032) Bound on Earth by Angela Hallstrom, finished April 19
    This is the book that took best novel at the AML awards and, by the time you read this, probably best novel at the Whitneys as well. In other words, this is the Mormon novel of the moment.

    Bound on Earth by Angela Hallstrom

    So how is it?

    It's good. It's very good.

    Due to a recently developed personality disorder I can't be ecstatic about it, but it is indeed very good.

    Skinny: A series of connected short stories about the Palmer family stretching over a hundred years (but mostly within the last thirty) told from several point of views, male and female, young and old.

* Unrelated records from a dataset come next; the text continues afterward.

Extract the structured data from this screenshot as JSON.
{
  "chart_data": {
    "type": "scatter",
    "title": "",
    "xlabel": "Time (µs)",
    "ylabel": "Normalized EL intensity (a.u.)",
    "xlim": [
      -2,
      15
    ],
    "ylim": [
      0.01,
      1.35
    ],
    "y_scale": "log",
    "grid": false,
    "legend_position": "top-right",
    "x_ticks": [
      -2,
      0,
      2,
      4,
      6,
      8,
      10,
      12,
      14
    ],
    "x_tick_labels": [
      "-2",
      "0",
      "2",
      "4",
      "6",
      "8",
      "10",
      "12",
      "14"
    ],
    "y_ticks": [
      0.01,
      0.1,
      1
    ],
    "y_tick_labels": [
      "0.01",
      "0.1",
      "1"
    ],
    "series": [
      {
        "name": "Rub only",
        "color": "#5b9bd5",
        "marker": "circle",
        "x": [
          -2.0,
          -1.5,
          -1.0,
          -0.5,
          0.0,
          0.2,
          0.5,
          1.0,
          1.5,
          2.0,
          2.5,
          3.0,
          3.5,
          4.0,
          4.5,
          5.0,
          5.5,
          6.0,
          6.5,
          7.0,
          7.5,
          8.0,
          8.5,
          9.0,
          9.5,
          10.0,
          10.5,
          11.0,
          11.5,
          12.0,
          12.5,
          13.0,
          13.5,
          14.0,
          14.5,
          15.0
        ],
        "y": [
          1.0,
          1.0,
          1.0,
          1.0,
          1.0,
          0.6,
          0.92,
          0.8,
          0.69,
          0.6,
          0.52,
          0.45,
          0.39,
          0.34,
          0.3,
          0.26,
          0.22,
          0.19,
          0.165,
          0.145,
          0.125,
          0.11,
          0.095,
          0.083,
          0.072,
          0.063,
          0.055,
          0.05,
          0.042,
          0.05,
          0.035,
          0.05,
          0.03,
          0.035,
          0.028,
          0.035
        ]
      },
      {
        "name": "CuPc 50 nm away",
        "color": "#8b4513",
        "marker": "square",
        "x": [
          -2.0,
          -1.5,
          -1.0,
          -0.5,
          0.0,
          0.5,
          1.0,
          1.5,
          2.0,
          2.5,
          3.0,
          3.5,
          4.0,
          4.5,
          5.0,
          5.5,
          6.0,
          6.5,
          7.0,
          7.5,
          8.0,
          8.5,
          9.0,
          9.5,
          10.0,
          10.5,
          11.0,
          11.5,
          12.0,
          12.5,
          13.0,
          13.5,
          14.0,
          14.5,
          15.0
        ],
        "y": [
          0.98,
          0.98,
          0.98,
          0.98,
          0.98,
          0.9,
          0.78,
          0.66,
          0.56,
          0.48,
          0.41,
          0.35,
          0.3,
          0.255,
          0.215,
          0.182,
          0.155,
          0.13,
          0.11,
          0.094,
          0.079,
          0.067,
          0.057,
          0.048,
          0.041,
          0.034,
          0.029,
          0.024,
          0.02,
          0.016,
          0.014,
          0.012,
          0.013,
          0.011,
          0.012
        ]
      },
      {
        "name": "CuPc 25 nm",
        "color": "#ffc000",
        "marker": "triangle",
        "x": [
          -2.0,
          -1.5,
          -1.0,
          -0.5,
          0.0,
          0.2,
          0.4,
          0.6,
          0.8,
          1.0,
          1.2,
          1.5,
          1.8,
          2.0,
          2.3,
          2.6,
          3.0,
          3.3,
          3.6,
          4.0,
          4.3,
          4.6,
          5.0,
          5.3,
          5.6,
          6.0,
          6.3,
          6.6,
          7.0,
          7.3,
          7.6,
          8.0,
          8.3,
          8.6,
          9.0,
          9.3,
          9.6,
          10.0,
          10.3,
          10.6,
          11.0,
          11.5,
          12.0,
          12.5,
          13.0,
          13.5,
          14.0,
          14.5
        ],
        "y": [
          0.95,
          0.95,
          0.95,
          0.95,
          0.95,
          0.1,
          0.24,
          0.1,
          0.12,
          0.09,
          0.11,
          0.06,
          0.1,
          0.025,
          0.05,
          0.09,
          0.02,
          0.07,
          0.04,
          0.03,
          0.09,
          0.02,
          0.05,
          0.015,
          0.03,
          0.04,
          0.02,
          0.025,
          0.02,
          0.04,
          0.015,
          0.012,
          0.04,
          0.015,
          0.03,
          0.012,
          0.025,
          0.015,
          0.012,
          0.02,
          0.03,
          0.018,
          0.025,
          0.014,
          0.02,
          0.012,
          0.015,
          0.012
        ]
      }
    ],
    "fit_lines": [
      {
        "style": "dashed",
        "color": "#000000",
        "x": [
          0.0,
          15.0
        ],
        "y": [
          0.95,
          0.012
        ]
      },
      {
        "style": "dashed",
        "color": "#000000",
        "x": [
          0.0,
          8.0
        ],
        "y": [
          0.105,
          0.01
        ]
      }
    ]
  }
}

    I've been hearing a lot about How Feminist! this book is, but I'm not sure what people mean by this. It can't be in the pejorative sense because I don't feel like the men are demonstrably more "mortal" than the women. So I guess I need someone to explain that to me.

    twenty-four days

031) Batman: The Resurrection of Ra's Al Ghul by Grant Morrison and colleagues, finished April 18


the first five, 1-5
the second five, 6-10
the third five, 11-15
the fourth five, 16-20
the fifth five, 21-25
the sixth five, 26-30


  1. To me, Bound on Earth is feminist in that it upsets the typically male-balanced, beginning-to-end narrative flow and approaches things from multiple perspectives. The women characters in it are also equally as privileged, fleshed out, and balanced as the men. And it's subtley done, to boot. Angela's feminism (if she even calls it that) is no diatribe seeking reversal of centuries of wrongs. Rather, it's a statement akin to the Family Proclamation's ultimate declaration that male and female are eternal, equal partners.

    It was a refreshing read for me, on many levels.

  2. a recently developed personality disorder?

  3. .

    Yeah, I don't know what's wrong with me. I've never been excitable, but lately I never get terribly excited about anything. It's a tragedy.